Reseñamos 'La Música más triste del mundo', performance de David Fernández (Cía. Ecce Cello) estrenada el pasado 26 de marzo en el Centro Cultural de Humanidades Cardenal Gonzaga (La Cabrera-Madrid).
Bajo el mismo título que usara para su película el canadiense Guy Maddin, David Fernández estrena su performance-conferencia-concierto en la antesala del día mundial de teatro. El lugar, el Centro Cultural de Humanidades de la Cabrera, un espacio cercano a la casa de su madre, donde se aloja cuando pisa la Sierra Norte de Madrid.
Aparece en escena el músico que ganó en 2015 el concurso La canción más triste del mundo en el Teatro Volksbühne de Berlín. Un traje de gala envuelve el paisaje de un hombre a punto de cumplir cuarenta que guarda mucho sufrimiento.
El bufón se abrirá paulatinamente al público. No quiere enfadarse. Primera escena. Hacer sonar el violoncelo como el rugido de un coche, como una carrera de la autoestima masculina, aflojando las cuerdas hasta que todo revienta. Fabuloso.
Provoca ternura ver a este chico golpeando las teclas del piano con la cabeza, en calzoncillos
Segunda escena. Preparar el piano de cola para tocar a Johann Sebastian Bach. Unas copas y una botella de champán aguardan encima, preparadas para la tragedia. Seductor e irreverente en los detalles, Fernández ha preparado las copas y la botella para reventarlas. Reventadas en una sutil acción que da comienzo al concierto-conferencia sobre Bach.
Micro dentro. Producción automática de una performance en vivo, producción automática de una acción hecha de notas, movimientos y palabras. Fernández es valiente. Lleva seis años ganándose la vida en Berlín, donde toca el chelo en la calle y cacharrea con sintetizadores tecnología táctil.
“No se puede tocar a Bach sentado en una silla”. Hay que tocar a Bach de rodillas. Hasta que las rodillas se agoten y el culo se asiente sobre “la palabra”, sobre una pila de libros que serán taladrados. El alarido del desamor o cinco montañas de kétchup sobre las partituras de Bach. Da igual la forma que adquiera la devoción y su absurdo. Dos más dos son cuatro.
Fernández acaricia de nuevo el violoncelo para convertirse esta vez en un rayo de alta sensibilidad. Entre tanto, hace “cosas físicas”, grotescas, obscenas, algunas llenas de ingenio y crítica. David Fernández también es (mal que le pese) un discípulo ligado íntimamente a la palabra, a Diderot y a Angélica Liddell.

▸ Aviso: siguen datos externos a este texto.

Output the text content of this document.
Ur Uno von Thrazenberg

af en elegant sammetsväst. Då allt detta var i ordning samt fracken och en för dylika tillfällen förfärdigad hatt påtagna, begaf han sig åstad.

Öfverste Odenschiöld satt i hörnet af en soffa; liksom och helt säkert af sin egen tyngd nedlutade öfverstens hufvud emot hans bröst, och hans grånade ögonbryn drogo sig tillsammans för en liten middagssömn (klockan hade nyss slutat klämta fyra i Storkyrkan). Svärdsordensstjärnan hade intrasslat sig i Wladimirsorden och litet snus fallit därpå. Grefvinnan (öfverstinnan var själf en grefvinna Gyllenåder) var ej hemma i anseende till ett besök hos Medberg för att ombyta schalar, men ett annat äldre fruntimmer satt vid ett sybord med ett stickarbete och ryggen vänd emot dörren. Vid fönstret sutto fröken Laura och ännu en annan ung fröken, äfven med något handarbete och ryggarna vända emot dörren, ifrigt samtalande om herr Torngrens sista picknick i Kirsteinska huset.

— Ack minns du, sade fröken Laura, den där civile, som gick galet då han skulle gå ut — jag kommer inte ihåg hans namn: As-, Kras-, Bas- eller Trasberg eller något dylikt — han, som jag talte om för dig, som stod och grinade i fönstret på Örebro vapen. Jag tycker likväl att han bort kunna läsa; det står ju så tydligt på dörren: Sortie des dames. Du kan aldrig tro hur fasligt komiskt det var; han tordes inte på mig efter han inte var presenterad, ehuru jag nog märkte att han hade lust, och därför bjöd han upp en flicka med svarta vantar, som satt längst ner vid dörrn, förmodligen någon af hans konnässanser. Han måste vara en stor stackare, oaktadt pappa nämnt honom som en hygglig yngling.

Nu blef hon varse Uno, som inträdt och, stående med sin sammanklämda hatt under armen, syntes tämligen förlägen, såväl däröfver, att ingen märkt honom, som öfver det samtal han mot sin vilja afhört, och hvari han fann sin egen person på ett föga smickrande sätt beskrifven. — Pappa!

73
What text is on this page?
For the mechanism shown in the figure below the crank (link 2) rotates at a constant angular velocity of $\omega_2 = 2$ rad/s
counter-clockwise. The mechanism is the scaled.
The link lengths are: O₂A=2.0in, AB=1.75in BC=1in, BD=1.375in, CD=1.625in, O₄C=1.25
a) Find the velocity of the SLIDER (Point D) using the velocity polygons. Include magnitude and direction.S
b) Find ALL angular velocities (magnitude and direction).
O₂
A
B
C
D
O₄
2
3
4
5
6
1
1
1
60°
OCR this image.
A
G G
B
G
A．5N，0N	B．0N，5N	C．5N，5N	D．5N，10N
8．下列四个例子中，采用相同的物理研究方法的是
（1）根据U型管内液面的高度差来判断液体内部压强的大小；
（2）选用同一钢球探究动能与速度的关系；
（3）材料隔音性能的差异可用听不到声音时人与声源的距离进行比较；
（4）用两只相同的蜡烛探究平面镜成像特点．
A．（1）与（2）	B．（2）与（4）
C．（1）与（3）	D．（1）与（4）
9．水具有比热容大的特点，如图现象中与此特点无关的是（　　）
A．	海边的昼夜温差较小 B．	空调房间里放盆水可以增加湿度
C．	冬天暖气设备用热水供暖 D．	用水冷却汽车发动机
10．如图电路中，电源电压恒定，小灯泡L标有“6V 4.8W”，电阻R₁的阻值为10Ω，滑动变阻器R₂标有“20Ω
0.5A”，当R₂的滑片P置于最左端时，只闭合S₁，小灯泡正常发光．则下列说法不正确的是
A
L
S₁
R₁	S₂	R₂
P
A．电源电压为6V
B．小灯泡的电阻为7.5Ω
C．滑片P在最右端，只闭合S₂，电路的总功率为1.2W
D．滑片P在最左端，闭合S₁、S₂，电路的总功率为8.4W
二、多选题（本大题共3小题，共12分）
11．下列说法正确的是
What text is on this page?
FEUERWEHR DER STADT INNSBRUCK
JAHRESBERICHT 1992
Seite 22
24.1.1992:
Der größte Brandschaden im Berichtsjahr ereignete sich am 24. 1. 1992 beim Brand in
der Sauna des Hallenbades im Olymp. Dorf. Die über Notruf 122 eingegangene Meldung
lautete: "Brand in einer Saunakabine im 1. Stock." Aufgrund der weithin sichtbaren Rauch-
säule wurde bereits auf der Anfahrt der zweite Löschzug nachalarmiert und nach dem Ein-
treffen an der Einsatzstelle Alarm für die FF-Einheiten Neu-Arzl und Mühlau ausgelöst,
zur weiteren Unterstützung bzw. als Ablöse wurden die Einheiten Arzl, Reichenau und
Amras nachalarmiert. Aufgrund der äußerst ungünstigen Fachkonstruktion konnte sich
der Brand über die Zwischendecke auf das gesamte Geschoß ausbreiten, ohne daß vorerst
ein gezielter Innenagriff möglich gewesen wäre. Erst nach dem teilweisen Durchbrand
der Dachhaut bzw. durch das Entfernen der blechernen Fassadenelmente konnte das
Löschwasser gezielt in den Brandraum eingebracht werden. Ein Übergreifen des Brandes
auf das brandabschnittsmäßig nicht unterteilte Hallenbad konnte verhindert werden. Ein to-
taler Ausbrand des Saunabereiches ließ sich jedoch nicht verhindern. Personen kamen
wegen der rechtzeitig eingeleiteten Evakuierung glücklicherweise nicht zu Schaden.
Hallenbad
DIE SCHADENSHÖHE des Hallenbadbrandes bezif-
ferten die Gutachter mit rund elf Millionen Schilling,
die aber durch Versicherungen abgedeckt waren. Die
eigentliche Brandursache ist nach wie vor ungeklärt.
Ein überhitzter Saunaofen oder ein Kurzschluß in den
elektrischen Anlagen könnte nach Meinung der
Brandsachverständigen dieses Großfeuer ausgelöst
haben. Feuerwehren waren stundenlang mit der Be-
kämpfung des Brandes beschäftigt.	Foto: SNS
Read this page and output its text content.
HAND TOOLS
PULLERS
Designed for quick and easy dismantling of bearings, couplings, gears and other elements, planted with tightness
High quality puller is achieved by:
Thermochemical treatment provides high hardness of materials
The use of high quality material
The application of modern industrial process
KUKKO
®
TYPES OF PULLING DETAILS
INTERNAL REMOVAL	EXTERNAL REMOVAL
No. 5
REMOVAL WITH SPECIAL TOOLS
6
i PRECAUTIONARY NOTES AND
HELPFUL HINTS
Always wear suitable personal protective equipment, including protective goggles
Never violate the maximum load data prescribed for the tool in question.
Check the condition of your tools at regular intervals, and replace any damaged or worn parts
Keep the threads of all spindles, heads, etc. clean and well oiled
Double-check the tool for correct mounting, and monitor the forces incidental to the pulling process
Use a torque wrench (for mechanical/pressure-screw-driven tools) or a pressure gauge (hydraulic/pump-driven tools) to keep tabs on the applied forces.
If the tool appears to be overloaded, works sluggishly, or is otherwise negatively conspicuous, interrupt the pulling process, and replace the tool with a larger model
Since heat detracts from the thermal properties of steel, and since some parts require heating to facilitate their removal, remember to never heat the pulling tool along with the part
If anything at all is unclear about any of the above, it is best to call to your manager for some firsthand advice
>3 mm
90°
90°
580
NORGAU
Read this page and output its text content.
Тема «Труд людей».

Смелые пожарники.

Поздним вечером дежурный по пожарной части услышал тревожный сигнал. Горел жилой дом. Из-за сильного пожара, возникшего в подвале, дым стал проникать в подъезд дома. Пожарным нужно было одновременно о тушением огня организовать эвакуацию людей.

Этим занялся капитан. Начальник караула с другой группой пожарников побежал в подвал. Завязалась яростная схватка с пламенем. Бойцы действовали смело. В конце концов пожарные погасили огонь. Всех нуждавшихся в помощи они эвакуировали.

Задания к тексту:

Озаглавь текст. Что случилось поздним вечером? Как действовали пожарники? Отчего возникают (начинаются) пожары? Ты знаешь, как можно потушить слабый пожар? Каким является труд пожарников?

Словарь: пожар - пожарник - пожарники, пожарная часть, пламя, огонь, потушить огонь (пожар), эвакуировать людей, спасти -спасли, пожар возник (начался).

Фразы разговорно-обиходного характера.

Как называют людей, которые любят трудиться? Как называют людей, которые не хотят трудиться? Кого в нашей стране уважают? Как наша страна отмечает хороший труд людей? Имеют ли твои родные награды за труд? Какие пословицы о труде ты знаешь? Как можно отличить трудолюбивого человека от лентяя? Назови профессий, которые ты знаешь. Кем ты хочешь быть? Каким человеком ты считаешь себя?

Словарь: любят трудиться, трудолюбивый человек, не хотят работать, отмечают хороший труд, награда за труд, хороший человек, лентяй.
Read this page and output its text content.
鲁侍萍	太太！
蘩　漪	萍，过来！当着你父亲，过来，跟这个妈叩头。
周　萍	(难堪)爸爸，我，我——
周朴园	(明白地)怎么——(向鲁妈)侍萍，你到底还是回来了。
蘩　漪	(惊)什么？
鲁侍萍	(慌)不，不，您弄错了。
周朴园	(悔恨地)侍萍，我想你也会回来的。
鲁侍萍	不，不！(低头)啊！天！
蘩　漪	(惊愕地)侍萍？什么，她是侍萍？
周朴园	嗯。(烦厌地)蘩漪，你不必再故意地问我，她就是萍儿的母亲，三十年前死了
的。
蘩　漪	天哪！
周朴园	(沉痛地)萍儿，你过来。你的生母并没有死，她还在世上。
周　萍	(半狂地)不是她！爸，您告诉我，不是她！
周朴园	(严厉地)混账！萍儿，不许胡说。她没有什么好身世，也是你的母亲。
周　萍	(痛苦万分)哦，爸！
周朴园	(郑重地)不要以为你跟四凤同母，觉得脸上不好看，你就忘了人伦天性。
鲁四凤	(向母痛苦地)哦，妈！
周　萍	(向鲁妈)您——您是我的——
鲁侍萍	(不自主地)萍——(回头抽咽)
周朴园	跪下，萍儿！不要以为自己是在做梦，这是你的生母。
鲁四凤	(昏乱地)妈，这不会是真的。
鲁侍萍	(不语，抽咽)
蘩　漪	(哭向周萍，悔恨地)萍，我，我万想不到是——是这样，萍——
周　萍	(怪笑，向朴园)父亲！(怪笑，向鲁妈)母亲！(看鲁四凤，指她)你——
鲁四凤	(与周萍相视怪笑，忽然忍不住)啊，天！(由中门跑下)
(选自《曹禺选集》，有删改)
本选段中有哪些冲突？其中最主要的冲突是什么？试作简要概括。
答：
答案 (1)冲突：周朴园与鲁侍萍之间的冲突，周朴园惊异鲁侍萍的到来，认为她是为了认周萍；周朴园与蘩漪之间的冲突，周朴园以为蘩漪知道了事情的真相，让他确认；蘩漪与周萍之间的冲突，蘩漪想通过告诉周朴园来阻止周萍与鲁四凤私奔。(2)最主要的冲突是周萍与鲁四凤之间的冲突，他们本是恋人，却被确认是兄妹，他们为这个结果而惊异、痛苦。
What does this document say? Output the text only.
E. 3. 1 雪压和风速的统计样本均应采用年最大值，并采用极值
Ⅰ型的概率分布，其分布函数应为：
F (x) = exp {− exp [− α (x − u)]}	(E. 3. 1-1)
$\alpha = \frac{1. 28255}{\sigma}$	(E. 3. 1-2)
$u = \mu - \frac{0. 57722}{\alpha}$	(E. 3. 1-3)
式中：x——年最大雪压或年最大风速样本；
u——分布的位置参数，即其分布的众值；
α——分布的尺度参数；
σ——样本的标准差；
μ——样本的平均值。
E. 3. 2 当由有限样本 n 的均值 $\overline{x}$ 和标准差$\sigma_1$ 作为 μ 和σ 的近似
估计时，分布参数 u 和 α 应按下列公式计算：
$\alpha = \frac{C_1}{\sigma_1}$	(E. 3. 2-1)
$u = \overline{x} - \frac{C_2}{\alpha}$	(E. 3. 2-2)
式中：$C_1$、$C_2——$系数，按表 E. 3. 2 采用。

Provoca ternura ver a este chico golpeando las teclas del piano con la cabeza, en calzoncillos. Ya ha bailado, ya se ha desnudado para el público. Sólo queda el alarido y la honestidad.
Se autodenomina “puto niñato”. Y a mí me lo parece un poco cuando dejo de contar las veces que dice “polla”, “chúpamela” y “por mis cojones”. ¿Se lo dice a sí mismo? Me sale por la vena Valerie Solanas, pero intento empatizar. Pobre desgraciado el artista varón que digiere su desamor con espasmos. ¿Y si todo fue un autoengaño?
Fernández produce una oratoria satírica cercana al ombliguismo y a la incontinencia verbal (paradójicamente, porque saca pestes de “la palabra”). Funciona. Pero donde el artista brilla es con su violonchelo electrónico y su máquina de loops.
Arriesgada propuesta escénica a la que asistimos las desclasadas de una sierra norte madrileña reaccionaria. Da igual. Que siga sonando la música y que el chelo nos transporte a otro universo.